Inicialmente, deixemos claro: aqui será utilizada a seguinte definição dada no artigo, na página 213: “Fake news são notícias verificáveis falsas, feitas intencionalmente e com capacidade para confundir leitores” [tradução livre]. Portanto, excluímos, tal qual é feito no artigo, tanto notícias que se mostram inverídicas por erros acidentais quanto teorias da conspiração (estas por seu caráter não falseável), assim como posts e notas sarcásticas e/ou cômicas tiradas de contexto, visto que, nessas condições, também se pode produzir — e de fato é produzida — desinformação.

Diversas conclusões podem ser tomadas como resultado do artigo.

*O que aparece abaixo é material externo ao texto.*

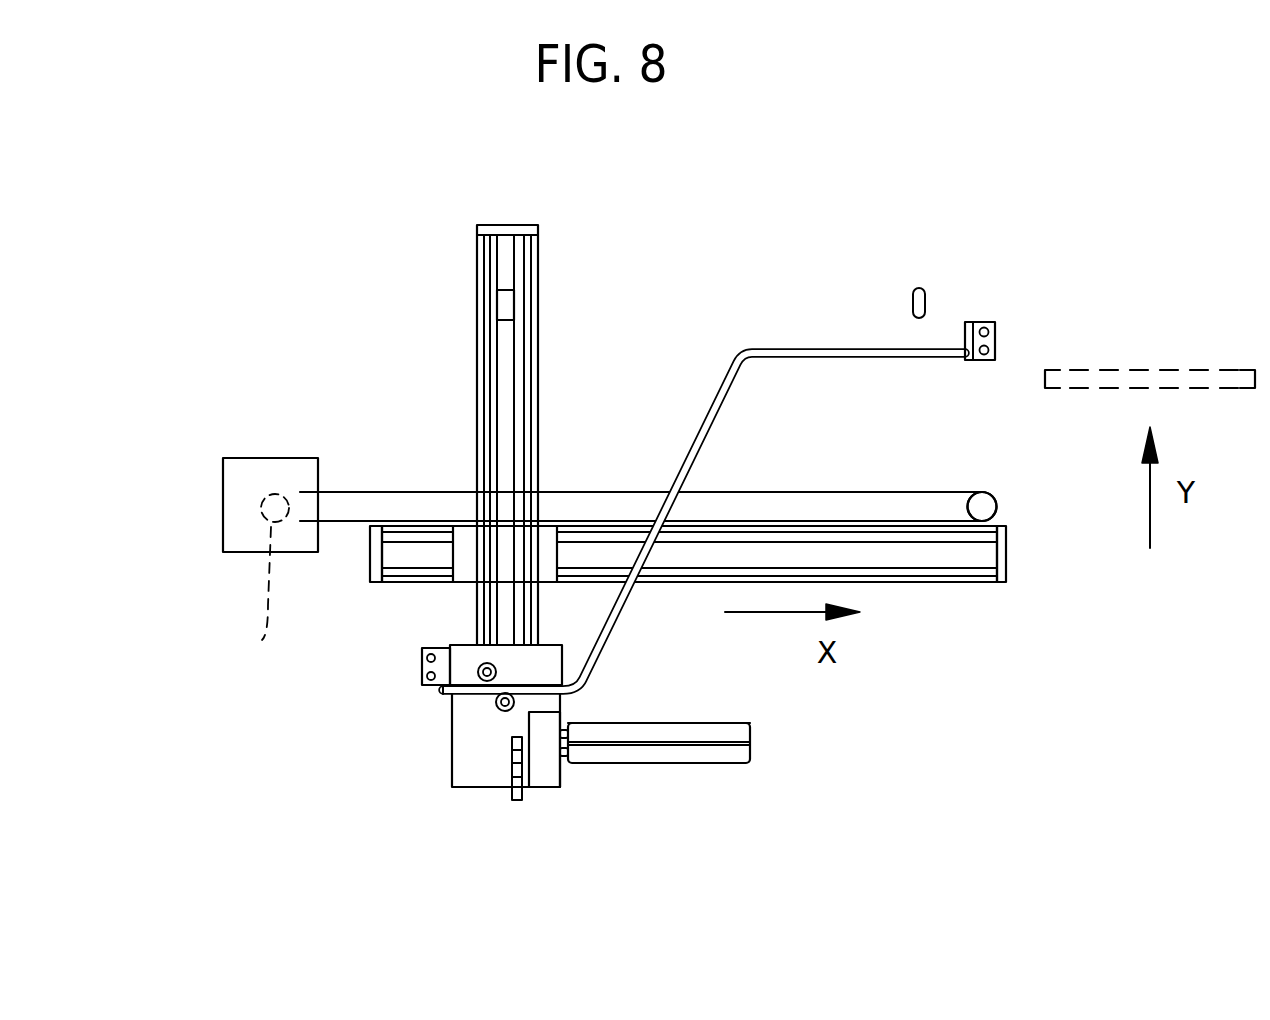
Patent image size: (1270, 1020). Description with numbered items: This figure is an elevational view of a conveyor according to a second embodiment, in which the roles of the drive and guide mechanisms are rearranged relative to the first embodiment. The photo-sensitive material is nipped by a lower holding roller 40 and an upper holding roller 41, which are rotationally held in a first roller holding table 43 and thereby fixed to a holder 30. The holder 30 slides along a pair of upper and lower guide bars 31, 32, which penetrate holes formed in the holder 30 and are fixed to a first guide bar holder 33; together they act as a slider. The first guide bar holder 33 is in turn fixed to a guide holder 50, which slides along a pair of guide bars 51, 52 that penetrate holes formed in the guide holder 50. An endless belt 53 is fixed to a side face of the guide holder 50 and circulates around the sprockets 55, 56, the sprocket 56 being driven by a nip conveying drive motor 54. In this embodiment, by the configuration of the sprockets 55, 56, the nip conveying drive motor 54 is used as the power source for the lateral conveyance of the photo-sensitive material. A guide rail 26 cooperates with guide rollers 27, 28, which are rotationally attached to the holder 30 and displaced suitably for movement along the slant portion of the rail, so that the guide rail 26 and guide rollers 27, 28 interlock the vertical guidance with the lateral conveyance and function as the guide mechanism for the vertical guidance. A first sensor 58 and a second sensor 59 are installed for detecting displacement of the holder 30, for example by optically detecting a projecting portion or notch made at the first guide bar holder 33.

The guide rail 26 is at (708, 300).
The guide roller 27 is at (495, 705).
The guide roller 28 is at (482, 665).
The holder 30 is at (480, 760).
The upper guide bar 31 is at (900, 542).
The lower guide bar 32 is at (975, 576).
The first guide bar holder 33 is at (893, 582).
The lower holding roller 40 is at (703, 763).
The upper holding roller 41 is at (683, 723).
The first roller holding table 43 is at (545, 762).
The guide holder 50 is at (467, 540).
The guide bar 51 is at (498, 267).
The guide bar 52 is at (527, 317).
The endless belt 53 is at (830, 487).
The nip conveying drive motor 54 is at (290, 478).
The upper sprocket 55 is at (996, 507).
The lower sprocket 56 is at (237, 593).
The first sensor 58 is at (923, 292).
The second sensor 59 is at (498, 302).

Uma delas é a de que não foi possível provar a efetividade e a magnitude do impacto de fake news nas eleições de 2016; outra dá conta de que medir a real exposição a elas por parte dos eleitores era difícil, uma vez que esse teste dependia de memória, a qual se mostrava falha a partir de uma experiência envolvendo “falsas notícias falsas”. Entretanto, talvez uma terceira conclusão seja, neste momento, mais importante: a estrutura da internet, em particular as redes sociais, favorece a proliferação de fake news, por sua descentralização e seu dinamismo.

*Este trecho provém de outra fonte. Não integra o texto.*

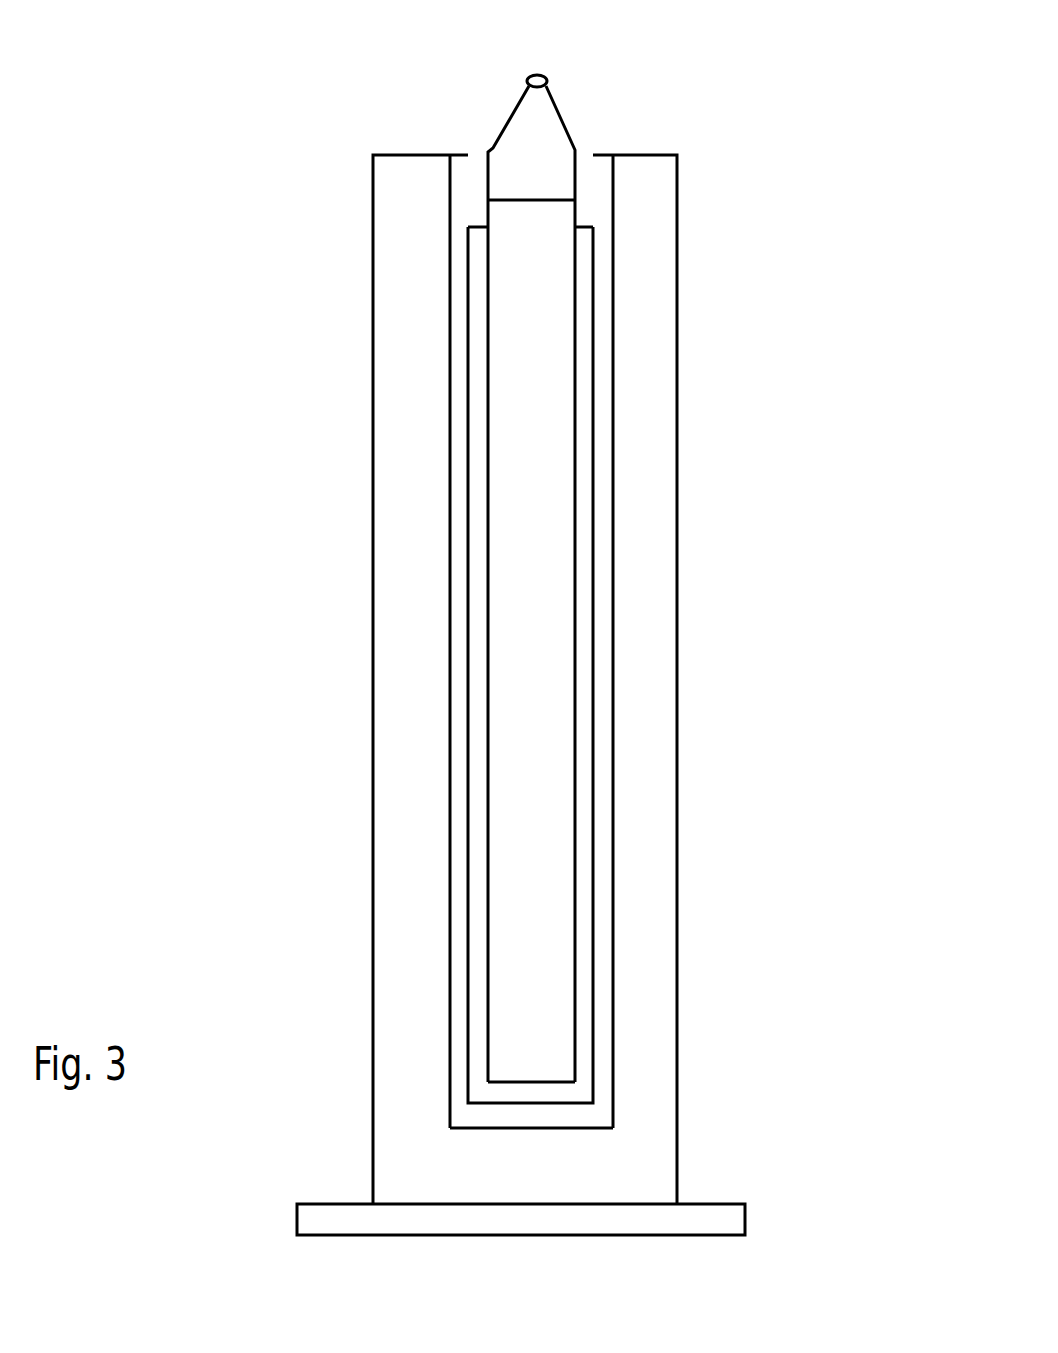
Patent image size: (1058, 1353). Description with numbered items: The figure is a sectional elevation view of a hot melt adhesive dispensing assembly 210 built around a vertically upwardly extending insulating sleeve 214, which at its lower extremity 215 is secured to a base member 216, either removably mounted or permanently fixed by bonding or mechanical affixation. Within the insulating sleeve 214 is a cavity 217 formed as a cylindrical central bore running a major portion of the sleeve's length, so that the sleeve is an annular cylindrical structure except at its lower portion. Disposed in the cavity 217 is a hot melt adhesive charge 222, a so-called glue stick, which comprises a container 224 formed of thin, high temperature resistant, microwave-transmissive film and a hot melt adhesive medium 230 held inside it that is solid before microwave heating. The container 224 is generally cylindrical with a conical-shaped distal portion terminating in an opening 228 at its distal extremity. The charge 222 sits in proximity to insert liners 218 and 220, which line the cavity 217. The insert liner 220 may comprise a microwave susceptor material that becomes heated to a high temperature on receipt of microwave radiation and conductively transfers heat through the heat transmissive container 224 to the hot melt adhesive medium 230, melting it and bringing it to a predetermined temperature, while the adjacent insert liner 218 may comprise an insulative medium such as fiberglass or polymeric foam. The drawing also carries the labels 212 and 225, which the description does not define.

The hot melt adhesive dispensing assembly 210 is at (764, 138).
The first side wall 212 is at (390, 215).
The insulating sleeve 214 is at (667, 862).
The lower extremity of insulating sleeve 215 is at (638, 1195).
The base member 216 is at (745, 1223).
The cavity 217 is at (580, 1116).
The insert liner 218 is at (595, 352).
The insert liner 220 is at (577, 480).
The hot melt adhesive charge 222 is at (558, 552).
The container 224 is at (553, 1022).
The tip 225 is at (523, 127).
The opening 228 is at (535, 76).
The hot melt adhesive medium 230 is at (532, 187).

Como já comentado, grande atenção foi dada às eleições estadunidenses, como o estudo empírico e a fonte de dados que permitiu construir o modelo e derivar suas forças e causas. No entanto, as inferências sobre o funcionamento desse mercado e suas implicações na esfera política não são válidas para um só país, tendo em vista que, no mundo digital, distâncias físicas e fronteiras nacionais têm seu efeito reduzido. A descentralização da internet e redes sociais implica que o custo de ser o autor de uma notícia e obter grande alcance é muito menor do que por outras mídias, como televisão, rádio ou impressos (ainda que estes também sejam, há muito, fonte de notícias falsas, como podemos atestar com o histórico do jornal Notícias Populares e telejornalísticos policialescos atuais — são exemplos o Alerta Nacional, de Sikêra Jr. na RedeTV! e a fase do Cidade Alerta, da RecordTV, sob comando de Luiz Bacci). Dinamismo, termo não utilizado no artigo, por sua vez, se refere à velocidade de propagação das informações nas redes.

Esses dois fatores estão na base da estrutura que diferencia o mercado digital de notícias do tradicional, podendo servir como um terreno fertio para a proliferação de fake news. Incentivos prévios para a verificação rigorosa de dados, como a construção de uma reputação são erodidas, com sites novos podendo ganhar, em pouco tempo, muita atenção e, consequentemente, lucro, independente da qualidade de suas informações. Esse efeito gera, pela seleção adversa, prejuízos aos veículos de mídia que gastam recursos com a verificação e análise do mundo” real” — o que, ao extremo, pode torná-los cada vez mais inviável.

Com isso, os efeitos em todos os setores que dependem de um alto grau informacional serão de perdas coletivas, com os atores realizando planos de ação que não correspondem à situação real e presente. Uma dessas esferas, amplamente abordada no artigo, é a de eleições. Entretanto, olhando para fora do caso estadunidense, há tendências para todos que são conectados pelas redes. Tanto os “ofertantes” (candidatos) quanto os “consumidores” (eleitores) demandam informação sobre seu mercado, precisando dela para fazerem suas ações desejadas, desde abordar um tópico em voga, no caso daqueles, até descobrir qual candidato o representa melhor, sob a ótica destes. Em um cenário altamente descentralizado e dinâmico que se forma em torno das redes sociais, talvez tenhamos que fake news são a norma e não a exceção (ou, pelo menos, sejam percebidas assim). Desta forma, na tentativa de evitar esse processo e reverter os atuais incentivos de mercado, uma preocupação do artigo que deveria ser mais universal é: “quem será o árbitro da verdade?”

Pode-se, seguindo essa ampliação, retornar ao exemplo inicial deste texto: não é exclusividade dos eleitores estadunidenses em um ano específico o lidar com notícias falsas. É-o geral, abarcando campos muito, em tese, distantes deste, como o do futebol. Resta, em alguma medida, a nós, viver num espírito de Erasmo Carlos em uma de suas músicas: a expectativa por “pegarmos a mentira” e superarmos-na.